La culpa es el motor del mundo. La culpa con su pertinente (o exasperante) búsqueda de redención.
Por culpa funcionan las naciones que conforman unos gobiernos que no representan a nadie. ¿A quién podrían representar? Mi culpa no es tu culpa y por tanto, lo que puedan hacer por ti no va servirme a mí. Y esperando que alguien nos libere de tan terrible peso, preferimos vivir como si no existiera (¡atentos a las pesadillas!, tomad ansiolítico, mejor no tenerlas) y así aquellos que no tienen escrúpulos y han matado a su culpa, se aprovechan de nosotros.
Debo yo librarme de mi culpa.
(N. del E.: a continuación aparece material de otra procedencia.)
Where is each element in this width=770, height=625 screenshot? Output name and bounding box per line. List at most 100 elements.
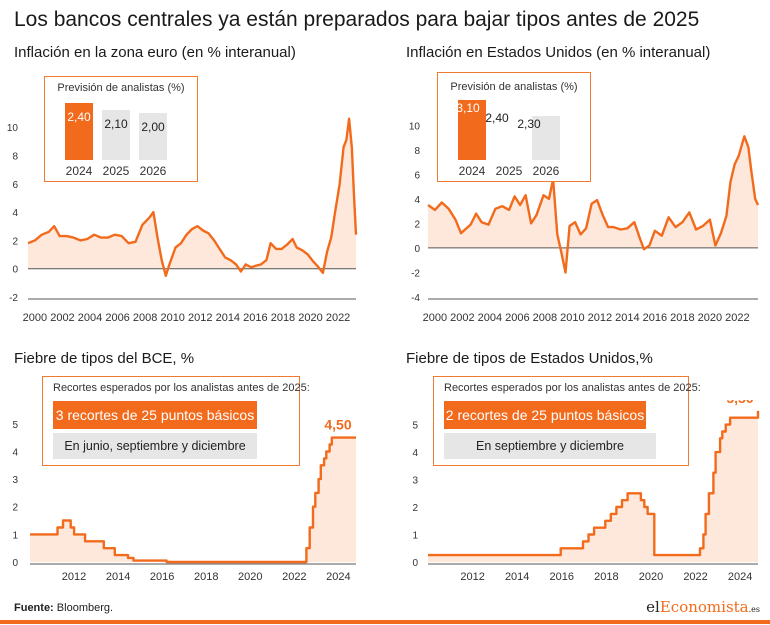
page-title: Los bancos centrales ya están preparados… bbox=[14, 8, 700, 31]
y-tick-label: 3 bbox=[412, 476, 418, 487]
y-tick-label: 0 bbox=[12, 558, 18, 569]
panel-title: Inflación en la zona euro (en % interanu… bbox=[14, 44, 296, 61]
x-tick-label: 2016 bbox=[643, 312, 667, 324]
series-line bbox=[428, 410, 760, 557]
y-tick-label: 2 bbox=[414, 219, 420, 230]
y-tick-label: -4 bbox=[411, 293, 420, 304]
x-tick-label: 2000 bbox=[23, 312, 47, 324]
forecast-bar-2026 bbox=[532, 116, 560, 160]
x-tick-label: 2022 bbox=[326, 312, 350, 324]
y-tick-label: 5 bbox=[12, 420, 18, 431]
y-tick-label: -2 bbox=[9, 293, 18, 304]
y-tick-label: 0 bbox=[412, 558, 418, 569]
y-tick-label: 6 bbox=[12, 180, 18, 191]
y-tick-label: 4 bbox=[12, 447, 18, 458]
x-tick-label: 2020 bbox=[238, 571, 262, 583]
forecast-bar-2024 bbox=[458, 100, 486, 160]
source-text: Bloomberg. bbox=[56, 602, 114, 614]
x-tick-label: 2020 bbox=[298, 312, 322, 324]
y-tick-label: 10 bbox=[7, 123, 19, 134]
x-tick-label: 2022 bbox=[683, 571, 707, 583]
series-area bbox=[28, 118, 356, 276]
x-tick-label: 2004 bbox=[78, 312, 102, 324]
y-tick-label: 4 bbox=[414, 195, 420, 206]
x-tick-label: 2016 bbox=[550, 571, 574, 583]
x-tick-label: 2016 bbox=[150, 571, 174, 583]
y-tick-label: 0 bbox=[12, 265, 18, 276]
forecast-title: Previsión de analistas (%) bbox=[57, 82, 185, 94]
series-area bbox=[428, 410, 758, 562]
ecb-cuts-box: Recortes esperados por los analistas ant… bbox=[42, 376, 310, 466]
logo-main: Economista bbox=[659, 598, 749, 616]
y-tick-label: -2 bbox=[411, 268, 420, 279]
x-tick-label: 2002 bbox=[50, 312, 74, 324]
x-tick-label: 2014 bbox=[106, 571, 130, 583]
x-tick-label: 2006 bbox=[105, 312, 129, 324]
x-tick-label: 2022 bbox=[725, 312, 749, 324]
forecast-value-2025: 2,10 bbox=[104, 117, 128, 131]
x-tick-label: 2018 bbox=[271, 312, 295, 324]
x-tick-label: 2006 bbox=[505, 312, 529, 324]
panel-title: Fiebre de tipos de Estados Unidos,% bbox=[406, 350, 653, 367]
cuts-sub: En septiembre y diciembre bbox=[444, 433, 656, 459]
y-tick-label: 4 bbox=[412, 448, 418, 459]
x-tick-label: 2010 bbox=[560, 312, 584, 324]
cuts-main: 2 recortes de 25 puntos básicos bbox=[444, 401, 646, 429]
bottom-accent-line bbox=[0, 620, 770, 624]
y-tick-label: 2 bbox=[12, 503, 18, 514]
y-tick-label: 1 bbox=[12, 530, 18, 541]
x-tick-label: 2012 bbox=[62, 571, 86, 583]
forecast-year-2024: 2024 bbox=[458, 164, 486, 178]
logo-suffix: .es bbox=[748, 605, 760, 614]
series-line bbox=[427, 135, 760, 274]
y-tick-label: 6 bbox=[414, 170, 420, 181]
forecast-value-2026: 2,30 bbox=[517, 117, 541, 131]
eu-forecast-box: Previsión de analistas (%) 2,40 2,10 2,0… bbox=[44, 76, 198, 182]
x-tick-label: 2022 bbox=[282, 571, 306, 583]
panel-title: Inflación en Estados Unidos (en % intera… bbox=[406, 44, 711, 61]
cuts-title: Recortes esperados por los analistas ant… bbox=[444, 382, 701, 394]
forecast-value-2026: 2,00 bbox=[141, 120, 165, 134]
y-tick-label: 8 bbox=[414, 146, 420, 157]
x-tick-label: 2012 bbox=[188, 312, 212, 324]
x-tick-label: 2014 bbox=[216, 312, 240, 324]
forecast-year-2026: 2026 bbox=[139, 164, 167, 178]
x-tick-label: 2002 bbox=[450, 312, 474, 324]
x-tick-label: 2020 bbox=[698, 312, 722, 324]
x-tick-label: 2018 bbox=[594, 571, 618, 583]
forecast-bar-2025 bbox=[102, 110, 130, 160]
y-tick-label: 3 bbox=[12, 475, 18, 486]
us-forecast-box: Previsión de analistas (%) 3,10 2,40 2,3… bbox=[437, 72, 591, 182]
source-note: Fuente: Bloomberg. bbox=[14, 602, 113, 614]
fed-cuts-box: Recortes esperados por los analistas ant… bbox=[433, 376, 701, 466]
forecast-value-2025: 2,40 bbox=[485, 111, 509, 125]
cuts-main: 3 recortes de 25 puntos básicos bbox=[53, 401, 257, 429]
brand-logo: elEconomista.es bbox=[646, 598, 760, 616]
y-tick-label: 2 bbox=[412, 503, 418, 514]
series-line bbox=[27, 117, 358, 277]
y-tick-label: 0 bbox=[414, 244, 420, 255]
y-tick-label: 2 bbox=[12, 236, 18, 247]
last-value-label: 5,50 bbox=[726, 400, 753, 406]
forecast-bar-2026 bbox=[139, 113, 167, 160]
logo-prefix: el bbox=[646, 598, 660, 616]
series-line bbox=[30, 436, 356, 564]
series-area bbox=[30, 437, 356, 562]
panel-title: Fiebre de tipos del BCE, % bbox=[14, 350, 195, 367]
x-tick-label: 2018 bbox=[670, 312, 694, 324]
fed-rates-chart: 0 1 2 3 4 5 2012 2014 2016 2018 2020 2022 2024 5,50 bbox=[412, 400, 760, 583]
series-area bbox=[428, 136, 758, 273]
y-tick-label: 1 bbox=[412, 531, 418, 542]
x-tick-label: 2008 bbox=[133, 312, 157, 324]
forecast-year-2024: 2024 bbox=[65, 164, 93, 178]
x-tick-label: 2012 bbox=[460, 571, 484, 583]
cuts-title: Recortes esperados por los analistas ant… bbox=[53, 382, 310, 394]
y-tick-label: 10 bbox=[409, 121, 421, 132]
forecast-year-2025: 2025 bbox=[495, 164, 523, 178]
x-tick-label: 2014 bbox=[505, 571, 529, 583]
forecast-year-2026: 2026 bbox=[532, 164, 560, 178]
x-tick-label: 2008 bbox=[533, 312, 557, 324]
x-tick-label: 2000 bbox=[423, 312, 447, 324]
x-tick-label: 2010 bbox=[160, 312, 184, 324]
Y hasta que no encuentre el modo genuino de dejar de sentirme culpable, de nada me servirá colaborar, ser solidaria, ser generosa o prostituir mi talento en busca de una conversión inútil. Hay que ser valiente para matar a la culpa. Hay que creer que se es libre. Y aunque nos creamos libres, es mentira. La verdadera libertad no está al alcance de todas las almas.
─ El alma es lo que llevamos dentro ─afirmó la niña de arcilla.
Puedo fingirlo todo, todos podemos. Pero cada año es más difícil disfrazar la Navidad: es cuando más culpable me siento. Y lejos de reflexionar qué cojones puedo hacer con la puta culpa, la odio. Odio que se me necesite y que no se me necesite. O sea, dejadme follar en paz.